The chemical stability of the insulation materials with respect to sodium vapor exposure was investigated by thermodynamic calculations using FactSage (version 7.2) [17]. The Equilibrium module was used in combination with the FactPS and FToxid databases to analyze the phase composition at increasing amounts of sodium vapor. The mass of each oxide was input from the values in Table 1 and normalized to a total mass of 100%. The calculations were made with increments of 0.5 g Na (g), and the temperature was set to correspond with the experimental temperature for each material, under ambient pressure and inert atmosphere. Finally, the Phase Diagram module was used in combination with the FactPS and FTOxid databases to construct isotherm, ternary phase diagrams for Moler (SiO2-Al2O3-Na2O, T = 850 °C) and calcium silicate (SiO2-CaO-Na2O, T = 970 °C).

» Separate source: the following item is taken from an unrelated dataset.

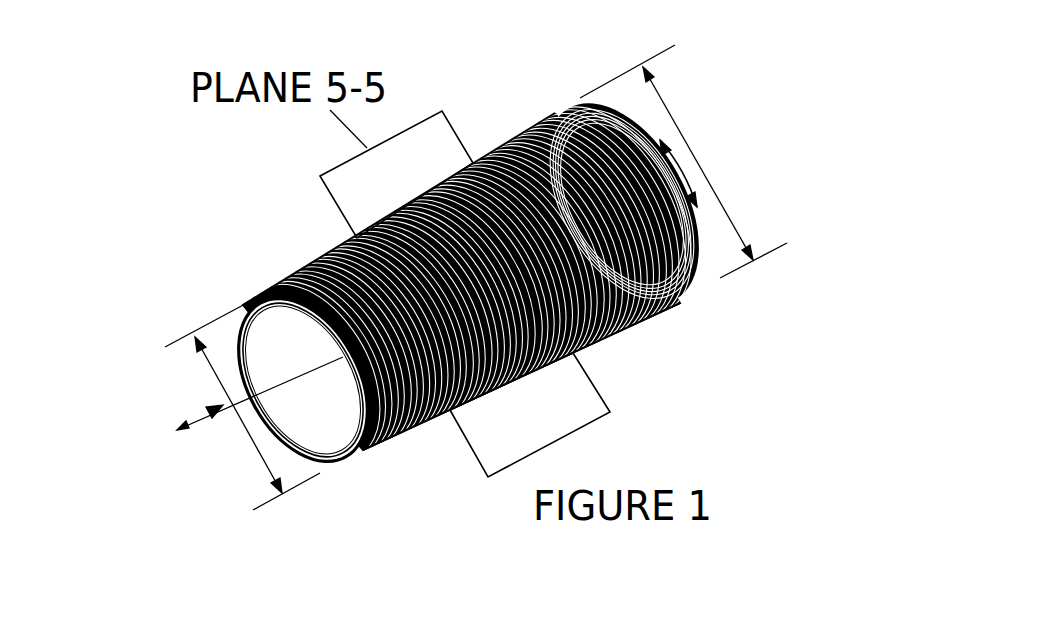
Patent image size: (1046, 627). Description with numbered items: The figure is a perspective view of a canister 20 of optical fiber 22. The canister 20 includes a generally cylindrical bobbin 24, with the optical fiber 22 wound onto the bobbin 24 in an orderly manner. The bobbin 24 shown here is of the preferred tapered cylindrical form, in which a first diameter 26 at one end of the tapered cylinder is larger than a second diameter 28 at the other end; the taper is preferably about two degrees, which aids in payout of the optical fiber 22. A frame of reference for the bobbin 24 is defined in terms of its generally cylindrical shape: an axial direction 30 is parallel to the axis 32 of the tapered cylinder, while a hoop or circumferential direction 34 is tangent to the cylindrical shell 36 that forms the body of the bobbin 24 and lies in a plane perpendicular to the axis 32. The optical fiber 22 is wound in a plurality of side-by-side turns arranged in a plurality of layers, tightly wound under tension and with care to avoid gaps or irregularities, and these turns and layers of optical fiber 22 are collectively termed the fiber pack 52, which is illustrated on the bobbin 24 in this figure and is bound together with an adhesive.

Using the phase diagrams, the chemical composition of Moler and calcium silicate were simplified to consist of only SiO2 and Al2O2, and SiO2 and CaO, respectively.
3. Results
3.1. Laboratory Tests
3.1.1. Moler
A cross section of the exposed Moler material is shown in Figure 1, next to the pristine material for comparison. A thin, glassy reaction layer (Rx-layer) formed on the surface closest to the carbon crucible. Below this Rx-layer the brick changed color from the pristine state, but no further macroscopic changes were observed.
XRD diffractograms of the Moler material are shown in Figure 2. The Moler material has been calcined during manufacturing, and no mineralogical changes were observed between the pristine state and the thermal reference. Quartz (SiO2) and iron oxide (Fe2O3) are the main crystalline phases in addition to a significant amount of amorphous or nano-crystalline phase evidenced by the broad background in the diffractograms. Albite (NaAlSi3O8) was identified in the Rx-layer, while quartz and cristobalite were found beyond the surface Rx-layer. The iron oxide found in the pristine and thermal reference sample was not observed either in the Rx-layer or beyond.
An overview of the microstructure of the sodium exposed Moler material is shown in Figure 3a, while higher resolution images at given depths into the interior of the brick are shown in Figure 3b–e. The backscattering SEM images of the outer reaction layer is heterogeneous corresponding to a glass ceramic with elongated crystals with a needle or plate-like shape. EDS analysis demonstrated that certain areas possess higher Na content than others.
The decreasing Na content from the surface to the interior of the brick is shown in Figure 4, showing a typical EDS linescan across the Rx-layer (insert) with Na content as a function of depth into the brick. The inhomogeneous Na content through the reaction layer due to the complex microstructure is also reflected in Figure 4. The thickness of the Rx-layer varied at different positions in the brick with a maximum thickness of 200 µm. In addition, small bright particles, as seen in Figure 3d, were confirmed by EDS to correspond to precipitated metallic iron in the Rx-layer.
3.1.2. Calcium Silicate
The calcium silicate material was deformed by creep during the Na vapor test, forming a reaction zone of approximately 1 cm. This Rx-zone can be seen divided into an outer, mid, and inner Rx-layer in Figure 5. The pristine material is included in the figure for comparison.
The XRD diffractograms of the calcium silicate material are shown in Figure 6. The pristine material consisted of xonotlite (Ca6Si6O17(OH)2), while the thermal reference was converted to wollastonite (CaSiO3) by thermal treatment. Na2Ca2Si2O7 was identified in the outer Rx-layer, while Na2Ca2Si3O9 was found in addition in the middle part of the Rx-layer. Wollastonite and Na2Ca2Si3O9 were the main crystalline phases in the inner Rx-layer, while only wollastonite was found in the interior of the brick beyond the Rx-layer.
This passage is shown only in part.